No hotel, Alice escreveu em um papel: "Pessoa que influencia o destino de Evelyn", e ficou olhando para o papel, indecisa.

— Mesmo que não pudesse fazer nada contra aquela Serpente de Prata, agora que estava na mira dela, não se importava em eliminar alguns de seus subordinados.

Esse plano pouco tinha a ver com Evelyn.

A relação de Alice com Evelyn não era profunda o bastante para justificar vingança.
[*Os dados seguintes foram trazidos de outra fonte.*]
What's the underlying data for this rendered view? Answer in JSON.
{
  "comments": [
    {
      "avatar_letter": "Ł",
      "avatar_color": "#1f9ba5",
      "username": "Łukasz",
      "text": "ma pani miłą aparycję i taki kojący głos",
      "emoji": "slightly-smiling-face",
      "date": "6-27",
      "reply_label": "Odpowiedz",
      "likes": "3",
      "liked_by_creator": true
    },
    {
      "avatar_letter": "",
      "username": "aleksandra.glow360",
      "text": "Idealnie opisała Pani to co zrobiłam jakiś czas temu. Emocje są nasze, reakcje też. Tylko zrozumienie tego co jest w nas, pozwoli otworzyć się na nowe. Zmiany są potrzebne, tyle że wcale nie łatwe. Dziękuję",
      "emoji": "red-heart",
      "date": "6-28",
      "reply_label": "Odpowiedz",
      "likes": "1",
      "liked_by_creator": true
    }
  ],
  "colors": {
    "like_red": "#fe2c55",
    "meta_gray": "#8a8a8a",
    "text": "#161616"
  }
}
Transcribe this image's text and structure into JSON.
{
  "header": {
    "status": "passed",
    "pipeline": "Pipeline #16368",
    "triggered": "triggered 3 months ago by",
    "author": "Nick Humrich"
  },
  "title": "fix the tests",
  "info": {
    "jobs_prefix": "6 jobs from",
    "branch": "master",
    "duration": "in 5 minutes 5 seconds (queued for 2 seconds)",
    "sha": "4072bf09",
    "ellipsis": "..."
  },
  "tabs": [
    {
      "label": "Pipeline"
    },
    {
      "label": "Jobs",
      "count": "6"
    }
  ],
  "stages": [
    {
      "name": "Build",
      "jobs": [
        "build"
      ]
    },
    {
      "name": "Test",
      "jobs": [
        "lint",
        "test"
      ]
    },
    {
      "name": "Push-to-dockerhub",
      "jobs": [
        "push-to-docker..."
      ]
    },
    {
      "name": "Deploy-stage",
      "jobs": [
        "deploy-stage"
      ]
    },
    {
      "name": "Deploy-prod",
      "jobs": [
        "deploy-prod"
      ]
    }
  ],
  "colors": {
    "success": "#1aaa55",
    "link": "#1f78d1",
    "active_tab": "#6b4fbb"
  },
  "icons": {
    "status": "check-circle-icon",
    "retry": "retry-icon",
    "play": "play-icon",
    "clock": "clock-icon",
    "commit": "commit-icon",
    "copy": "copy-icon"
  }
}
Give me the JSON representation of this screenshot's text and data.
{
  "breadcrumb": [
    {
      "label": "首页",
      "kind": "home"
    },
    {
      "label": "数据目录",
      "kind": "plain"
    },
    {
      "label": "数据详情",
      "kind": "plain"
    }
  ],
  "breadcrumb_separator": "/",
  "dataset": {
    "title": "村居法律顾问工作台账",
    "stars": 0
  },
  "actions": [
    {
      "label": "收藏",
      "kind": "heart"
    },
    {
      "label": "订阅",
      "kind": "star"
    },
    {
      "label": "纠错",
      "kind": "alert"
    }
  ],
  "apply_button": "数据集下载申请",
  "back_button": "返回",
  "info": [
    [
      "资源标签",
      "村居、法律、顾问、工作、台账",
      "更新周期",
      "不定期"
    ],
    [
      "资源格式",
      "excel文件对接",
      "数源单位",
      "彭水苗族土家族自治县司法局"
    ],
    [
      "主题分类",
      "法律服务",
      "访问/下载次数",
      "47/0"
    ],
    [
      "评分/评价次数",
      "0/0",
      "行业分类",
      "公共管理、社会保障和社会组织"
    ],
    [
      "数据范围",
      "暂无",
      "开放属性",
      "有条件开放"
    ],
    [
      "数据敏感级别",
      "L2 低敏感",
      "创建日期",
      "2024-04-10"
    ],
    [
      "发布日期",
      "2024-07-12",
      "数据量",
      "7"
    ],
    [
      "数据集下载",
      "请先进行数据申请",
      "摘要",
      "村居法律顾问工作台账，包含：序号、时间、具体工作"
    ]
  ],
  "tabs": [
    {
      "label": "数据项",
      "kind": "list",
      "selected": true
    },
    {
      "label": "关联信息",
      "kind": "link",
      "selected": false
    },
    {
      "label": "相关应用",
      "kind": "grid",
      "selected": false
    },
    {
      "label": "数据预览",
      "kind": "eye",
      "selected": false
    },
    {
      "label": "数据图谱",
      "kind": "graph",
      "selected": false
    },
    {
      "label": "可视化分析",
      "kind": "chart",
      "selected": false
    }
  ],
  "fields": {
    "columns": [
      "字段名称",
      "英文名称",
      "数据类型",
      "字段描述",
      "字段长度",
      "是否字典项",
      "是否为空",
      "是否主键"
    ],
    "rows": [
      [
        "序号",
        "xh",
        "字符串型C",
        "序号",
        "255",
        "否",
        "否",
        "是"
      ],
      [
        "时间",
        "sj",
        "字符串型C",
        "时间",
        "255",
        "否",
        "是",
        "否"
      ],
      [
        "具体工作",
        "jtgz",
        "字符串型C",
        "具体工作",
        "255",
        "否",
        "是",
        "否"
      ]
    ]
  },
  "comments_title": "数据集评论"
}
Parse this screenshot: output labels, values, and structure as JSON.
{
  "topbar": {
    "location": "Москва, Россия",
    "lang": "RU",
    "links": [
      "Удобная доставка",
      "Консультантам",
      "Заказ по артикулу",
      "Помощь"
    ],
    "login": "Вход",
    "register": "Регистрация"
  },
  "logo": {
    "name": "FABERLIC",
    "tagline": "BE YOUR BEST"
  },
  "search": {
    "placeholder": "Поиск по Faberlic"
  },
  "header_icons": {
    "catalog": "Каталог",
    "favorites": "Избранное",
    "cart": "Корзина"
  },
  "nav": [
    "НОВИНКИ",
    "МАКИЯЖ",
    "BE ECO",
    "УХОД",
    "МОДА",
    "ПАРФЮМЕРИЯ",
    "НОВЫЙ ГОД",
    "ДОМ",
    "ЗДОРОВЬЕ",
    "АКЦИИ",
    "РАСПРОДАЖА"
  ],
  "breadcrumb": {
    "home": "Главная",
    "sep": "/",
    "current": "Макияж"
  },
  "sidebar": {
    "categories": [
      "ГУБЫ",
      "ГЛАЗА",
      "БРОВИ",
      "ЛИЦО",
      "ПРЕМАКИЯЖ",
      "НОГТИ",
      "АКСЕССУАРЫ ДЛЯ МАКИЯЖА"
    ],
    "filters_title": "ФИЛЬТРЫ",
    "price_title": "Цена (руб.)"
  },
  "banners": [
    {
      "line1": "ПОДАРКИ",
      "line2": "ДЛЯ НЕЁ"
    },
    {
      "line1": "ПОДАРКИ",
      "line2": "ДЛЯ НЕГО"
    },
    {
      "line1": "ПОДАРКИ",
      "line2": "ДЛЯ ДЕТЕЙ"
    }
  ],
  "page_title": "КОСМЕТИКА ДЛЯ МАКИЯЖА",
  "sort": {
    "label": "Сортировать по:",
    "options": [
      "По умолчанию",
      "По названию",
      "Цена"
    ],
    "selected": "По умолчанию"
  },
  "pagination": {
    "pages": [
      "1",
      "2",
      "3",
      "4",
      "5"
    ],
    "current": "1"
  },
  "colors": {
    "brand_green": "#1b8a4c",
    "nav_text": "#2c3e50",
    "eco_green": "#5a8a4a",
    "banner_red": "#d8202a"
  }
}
O que Alice não podia aceitar era ser ameaçada.

Não era desejo de vingança, mas apenas uma sensação de ter sido ofendida e, por isso, queria matar o responsável.

Ela sabia que esse sentimento era errado, certamente ligado à sua arrogância, mas ainda assim não conseguia conter o impulso destrutivo.

Na verdade, chamar de desejo de matar era impreciso; era, mais exatamente, um desejo de destruição.

... Se não eliminasse o culpado, talvez destruir alguns prédios ou massacrar alguns inocentes também surtisse efeito parecido.

"Não posso fazer isso," advertiu-se Alice. "Se eu fizer, em que me diferencio de um monstro?"

Por um instante, lembrou-se da frase da garota do sonho: "monstro nato".

Se esforçar tanto para conter aquele desejo de destruição, e se lembrar de ser humana... não seria também uma espécie de monstro?

Fechou os olhos, afastou outros pensamentos e iniciou a divinação.

Alice viu Evelyn radiante.

Evelyn pulava alegre pela rua, chamando alguém atrás de si — não dava para ver quem era, provavelmente uma amiga.

De repente, Evelyn esbarrou em um homem; a imagem tremeu, mas logo se estabilizou, e Alice viu o rosto do homem.

— Era Charles King!

Alice saiu do sonho abruptamente, sentando-se, surpresa.

Lembrava-se claramente: Charles King era, até pouco tempo, um "Sacerdote da Calamidade".

E, se ele não a enganou — o que não parecia haver motivo para fazer —, então um "Sacerdote da Calamidade" não deveria ter o poder de conceder má sorte a outros.

"Será que é o 'Vencedor', da série cinco?" murmurou Alice. "Ele ascendeu recentemente? Dar má sorte aos outros... isso é habilidade do 'Vencedor'?"

Alice recordou o remendo desajeitado: se foi feito por um vencedor recém-promovido, tudo parecia se encaixar.